Katarina Hovden headshot

Katarina Hovden Visiting Researcher

 

Katarina Hovden was a visiting researcher at the Animal Law & Policy Program, Harvard Law School, for the spring 2019 semester. Ordinarily based at the Faculty of Law, University of Copenhagen, Katarina is conducting her PhD research in the area of ecological law and the rights of nature.

Her PhD research takes as a starting point the emerging body of law that recognizes nature as a legal person and in some cases grants specific legal rights to nature. Based on an ecological (ethical and legal-philosophical) paradigm, the rights of nature present a fundamental challenge to the otherwise anthropocentric and neoliberal governance of nature and human-nature relations. Katarina is particularly interested to explore issues related to implementing the rights of nature and the ecological paradigm that supports it. What does it mean to manage the relationships between the rights of nature and human rights in an ecological manner?
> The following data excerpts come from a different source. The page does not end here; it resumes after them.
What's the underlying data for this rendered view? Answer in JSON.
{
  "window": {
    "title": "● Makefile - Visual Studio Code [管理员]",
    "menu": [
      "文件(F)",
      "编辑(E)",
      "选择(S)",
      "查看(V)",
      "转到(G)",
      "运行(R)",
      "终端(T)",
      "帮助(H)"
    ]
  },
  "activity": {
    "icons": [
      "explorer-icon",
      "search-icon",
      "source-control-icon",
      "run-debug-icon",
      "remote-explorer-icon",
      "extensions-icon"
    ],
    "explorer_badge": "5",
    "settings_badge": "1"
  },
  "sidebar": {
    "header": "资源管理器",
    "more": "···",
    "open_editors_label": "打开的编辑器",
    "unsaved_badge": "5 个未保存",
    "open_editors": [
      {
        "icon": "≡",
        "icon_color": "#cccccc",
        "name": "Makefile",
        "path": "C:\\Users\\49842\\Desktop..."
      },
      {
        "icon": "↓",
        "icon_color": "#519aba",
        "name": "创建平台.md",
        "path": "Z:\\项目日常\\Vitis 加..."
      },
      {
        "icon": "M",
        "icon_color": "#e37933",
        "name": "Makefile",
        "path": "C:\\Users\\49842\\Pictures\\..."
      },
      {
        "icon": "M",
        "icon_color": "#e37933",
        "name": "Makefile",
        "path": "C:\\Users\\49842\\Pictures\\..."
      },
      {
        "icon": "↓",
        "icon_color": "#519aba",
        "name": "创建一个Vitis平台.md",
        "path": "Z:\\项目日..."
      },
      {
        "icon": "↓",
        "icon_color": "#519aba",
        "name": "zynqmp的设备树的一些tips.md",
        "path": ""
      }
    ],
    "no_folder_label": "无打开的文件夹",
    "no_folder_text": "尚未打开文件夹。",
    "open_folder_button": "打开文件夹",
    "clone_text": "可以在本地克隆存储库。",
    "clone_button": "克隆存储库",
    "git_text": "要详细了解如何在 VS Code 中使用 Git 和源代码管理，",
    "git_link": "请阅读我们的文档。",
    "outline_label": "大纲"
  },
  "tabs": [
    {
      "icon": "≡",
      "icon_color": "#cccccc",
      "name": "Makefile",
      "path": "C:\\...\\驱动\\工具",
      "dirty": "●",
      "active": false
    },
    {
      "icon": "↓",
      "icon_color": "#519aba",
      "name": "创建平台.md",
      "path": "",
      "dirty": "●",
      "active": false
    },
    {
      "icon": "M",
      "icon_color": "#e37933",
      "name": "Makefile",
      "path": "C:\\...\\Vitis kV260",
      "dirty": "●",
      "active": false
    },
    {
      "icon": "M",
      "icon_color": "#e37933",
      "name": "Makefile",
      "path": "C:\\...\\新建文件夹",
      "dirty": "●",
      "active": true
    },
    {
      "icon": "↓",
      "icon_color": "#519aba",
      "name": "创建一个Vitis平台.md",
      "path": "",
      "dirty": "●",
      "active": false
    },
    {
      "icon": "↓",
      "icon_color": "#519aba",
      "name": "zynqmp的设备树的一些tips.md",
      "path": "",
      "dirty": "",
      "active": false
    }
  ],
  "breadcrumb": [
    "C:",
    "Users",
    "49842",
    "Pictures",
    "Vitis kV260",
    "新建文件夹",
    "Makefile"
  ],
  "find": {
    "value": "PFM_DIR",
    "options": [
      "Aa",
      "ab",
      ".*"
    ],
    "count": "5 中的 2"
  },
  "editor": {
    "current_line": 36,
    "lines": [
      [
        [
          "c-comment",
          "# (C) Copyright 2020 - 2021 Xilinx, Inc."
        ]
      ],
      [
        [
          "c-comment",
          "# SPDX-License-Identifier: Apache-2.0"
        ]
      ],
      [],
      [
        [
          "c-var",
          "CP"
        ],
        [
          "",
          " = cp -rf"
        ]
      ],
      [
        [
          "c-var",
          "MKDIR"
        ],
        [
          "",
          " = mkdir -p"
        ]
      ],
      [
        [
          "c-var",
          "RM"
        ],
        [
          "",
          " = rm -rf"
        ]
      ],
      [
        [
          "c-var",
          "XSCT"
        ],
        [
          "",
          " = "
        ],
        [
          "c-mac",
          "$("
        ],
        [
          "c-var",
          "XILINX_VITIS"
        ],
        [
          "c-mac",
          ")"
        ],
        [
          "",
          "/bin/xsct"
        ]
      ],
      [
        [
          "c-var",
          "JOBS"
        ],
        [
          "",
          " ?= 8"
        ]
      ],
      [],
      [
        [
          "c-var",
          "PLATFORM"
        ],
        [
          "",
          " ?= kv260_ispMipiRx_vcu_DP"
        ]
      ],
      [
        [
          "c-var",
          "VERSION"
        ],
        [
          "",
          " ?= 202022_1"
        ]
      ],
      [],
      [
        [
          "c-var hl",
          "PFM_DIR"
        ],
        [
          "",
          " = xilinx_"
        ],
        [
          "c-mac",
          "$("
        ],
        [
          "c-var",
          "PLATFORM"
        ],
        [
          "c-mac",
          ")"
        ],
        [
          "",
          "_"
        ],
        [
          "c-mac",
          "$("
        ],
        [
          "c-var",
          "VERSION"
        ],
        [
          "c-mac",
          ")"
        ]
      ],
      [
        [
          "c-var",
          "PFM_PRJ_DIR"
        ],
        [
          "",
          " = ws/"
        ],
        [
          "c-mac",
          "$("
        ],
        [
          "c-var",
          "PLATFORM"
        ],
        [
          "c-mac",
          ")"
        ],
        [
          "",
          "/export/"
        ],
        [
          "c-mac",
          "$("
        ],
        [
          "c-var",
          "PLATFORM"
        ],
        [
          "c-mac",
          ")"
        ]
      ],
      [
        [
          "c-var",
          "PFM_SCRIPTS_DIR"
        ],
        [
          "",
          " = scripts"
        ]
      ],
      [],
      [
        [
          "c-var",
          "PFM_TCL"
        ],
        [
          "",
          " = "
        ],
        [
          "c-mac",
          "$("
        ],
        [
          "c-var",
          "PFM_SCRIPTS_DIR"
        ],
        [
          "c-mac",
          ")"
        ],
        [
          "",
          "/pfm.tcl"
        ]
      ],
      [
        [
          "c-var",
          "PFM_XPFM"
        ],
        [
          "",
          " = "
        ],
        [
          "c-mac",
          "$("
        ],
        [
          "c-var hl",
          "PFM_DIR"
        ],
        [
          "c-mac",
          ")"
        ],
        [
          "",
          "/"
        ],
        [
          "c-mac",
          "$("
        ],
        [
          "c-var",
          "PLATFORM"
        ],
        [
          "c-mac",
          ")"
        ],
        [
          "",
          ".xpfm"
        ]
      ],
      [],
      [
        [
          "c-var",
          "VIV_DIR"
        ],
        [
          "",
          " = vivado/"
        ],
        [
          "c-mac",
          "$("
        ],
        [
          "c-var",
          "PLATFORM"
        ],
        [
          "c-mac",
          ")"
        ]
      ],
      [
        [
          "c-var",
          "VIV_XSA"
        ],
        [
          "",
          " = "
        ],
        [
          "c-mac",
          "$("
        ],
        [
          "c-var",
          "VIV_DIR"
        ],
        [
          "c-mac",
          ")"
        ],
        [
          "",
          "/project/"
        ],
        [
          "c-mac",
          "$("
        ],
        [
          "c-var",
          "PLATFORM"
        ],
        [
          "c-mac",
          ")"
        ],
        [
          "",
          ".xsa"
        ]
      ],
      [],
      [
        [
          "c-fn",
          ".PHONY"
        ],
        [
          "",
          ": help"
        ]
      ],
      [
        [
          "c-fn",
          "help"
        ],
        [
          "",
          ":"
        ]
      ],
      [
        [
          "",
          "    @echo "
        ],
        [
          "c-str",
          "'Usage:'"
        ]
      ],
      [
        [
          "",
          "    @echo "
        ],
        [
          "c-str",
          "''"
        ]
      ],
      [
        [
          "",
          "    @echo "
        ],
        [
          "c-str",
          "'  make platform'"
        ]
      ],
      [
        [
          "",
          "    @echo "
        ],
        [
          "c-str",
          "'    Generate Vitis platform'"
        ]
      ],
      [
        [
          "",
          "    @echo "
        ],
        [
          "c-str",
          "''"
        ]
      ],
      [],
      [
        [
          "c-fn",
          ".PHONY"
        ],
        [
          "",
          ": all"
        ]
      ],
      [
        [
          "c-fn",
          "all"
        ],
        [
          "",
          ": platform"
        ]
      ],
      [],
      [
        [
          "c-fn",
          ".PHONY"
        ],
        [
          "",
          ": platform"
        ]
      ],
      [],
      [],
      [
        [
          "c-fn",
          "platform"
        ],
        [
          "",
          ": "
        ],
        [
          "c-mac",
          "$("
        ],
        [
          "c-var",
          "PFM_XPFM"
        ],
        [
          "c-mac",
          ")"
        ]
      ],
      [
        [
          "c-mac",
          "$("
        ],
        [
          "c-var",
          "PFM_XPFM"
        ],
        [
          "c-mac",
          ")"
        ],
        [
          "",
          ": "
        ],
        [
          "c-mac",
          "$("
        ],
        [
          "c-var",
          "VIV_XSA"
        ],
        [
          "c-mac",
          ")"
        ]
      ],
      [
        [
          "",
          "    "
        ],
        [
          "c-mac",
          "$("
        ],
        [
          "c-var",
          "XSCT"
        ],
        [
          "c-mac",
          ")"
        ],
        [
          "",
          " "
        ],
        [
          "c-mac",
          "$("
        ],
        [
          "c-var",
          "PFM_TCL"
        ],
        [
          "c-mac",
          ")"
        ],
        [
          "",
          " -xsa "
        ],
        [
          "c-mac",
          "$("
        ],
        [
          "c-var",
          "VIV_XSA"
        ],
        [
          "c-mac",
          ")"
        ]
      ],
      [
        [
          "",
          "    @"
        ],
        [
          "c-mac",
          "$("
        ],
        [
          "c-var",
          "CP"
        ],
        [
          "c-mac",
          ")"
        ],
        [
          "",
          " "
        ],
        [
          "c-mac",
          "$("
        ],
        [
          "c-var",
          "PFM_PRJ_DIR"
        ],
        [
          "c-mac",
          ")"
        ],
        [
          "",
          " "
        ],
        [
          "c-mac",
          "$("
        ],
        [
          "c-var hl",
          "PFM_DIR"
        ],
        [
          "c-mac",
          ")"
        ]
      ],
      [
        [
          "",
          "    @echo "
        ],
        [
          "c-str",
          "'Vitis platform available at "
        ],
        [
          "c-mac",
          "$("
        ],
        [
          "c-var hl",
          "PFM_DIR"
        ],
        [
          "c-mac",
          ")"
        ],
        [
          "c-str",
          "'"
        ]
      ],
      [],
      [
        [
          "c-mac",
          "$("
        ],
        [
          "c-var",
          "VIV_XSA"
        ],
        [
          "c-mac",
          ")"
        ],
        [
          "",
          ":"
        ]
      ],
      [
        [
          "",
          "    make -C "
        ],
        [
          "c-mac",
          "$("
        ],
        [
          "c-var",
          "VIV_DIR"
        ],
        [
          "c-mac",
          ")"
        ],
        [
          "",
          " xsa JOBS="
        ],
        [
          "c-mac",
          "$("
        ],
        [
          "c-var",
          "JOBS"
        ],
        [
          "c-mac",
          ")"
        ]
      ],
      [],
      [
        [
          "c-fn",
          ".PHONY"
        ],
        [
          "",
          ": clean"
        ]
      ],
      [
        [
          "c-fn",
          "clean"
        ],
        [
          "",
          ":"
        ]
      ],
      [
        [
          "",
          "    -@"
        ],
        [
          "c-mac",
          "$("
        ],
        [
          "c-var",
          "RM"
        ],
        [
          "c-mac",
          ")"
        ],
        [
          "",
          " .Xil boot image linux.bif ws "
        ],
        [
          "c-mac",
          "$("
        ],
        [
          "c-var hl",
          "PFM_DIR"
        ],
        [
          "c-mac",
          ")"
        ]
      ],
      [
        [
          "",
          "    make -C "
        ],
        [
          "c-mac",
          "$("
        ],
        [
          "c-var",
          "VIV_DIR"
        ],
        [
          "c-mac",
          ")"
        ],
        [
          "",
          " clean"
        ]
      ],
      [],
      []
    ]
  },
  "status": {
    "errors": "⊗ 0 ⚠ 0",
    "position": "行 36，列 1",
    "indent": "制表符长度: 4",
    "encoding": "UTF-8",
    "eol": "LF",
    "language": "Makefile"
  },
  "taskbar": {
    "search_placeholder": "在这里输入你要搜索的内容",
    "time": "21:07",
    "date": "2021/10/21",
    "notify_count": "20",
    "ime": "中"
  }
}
How do the rights of nature relate to corporate and property rights? Underpinning her project is the understanding that recognizing the legal personhood and rights of nature is merely a first step in a long and complex process of reimagining human-nature relations and reorienting legal and institutional structures around ecological principles.

Katarina holds a BA (Honors) in Law from the University of Cambridge, United Kingdom, and an LL.M. in International and European Law (public international law specialization) from the University of Amsterdam (UvA) in the Netherlands. She is member of the United Nations Harmony with Nature Knowledge Network, a Research Fellow on the Earth System Governance Research Project, and was conference coordinator for the first rights of nature event at the European Union institutions (European Parliament, 2017).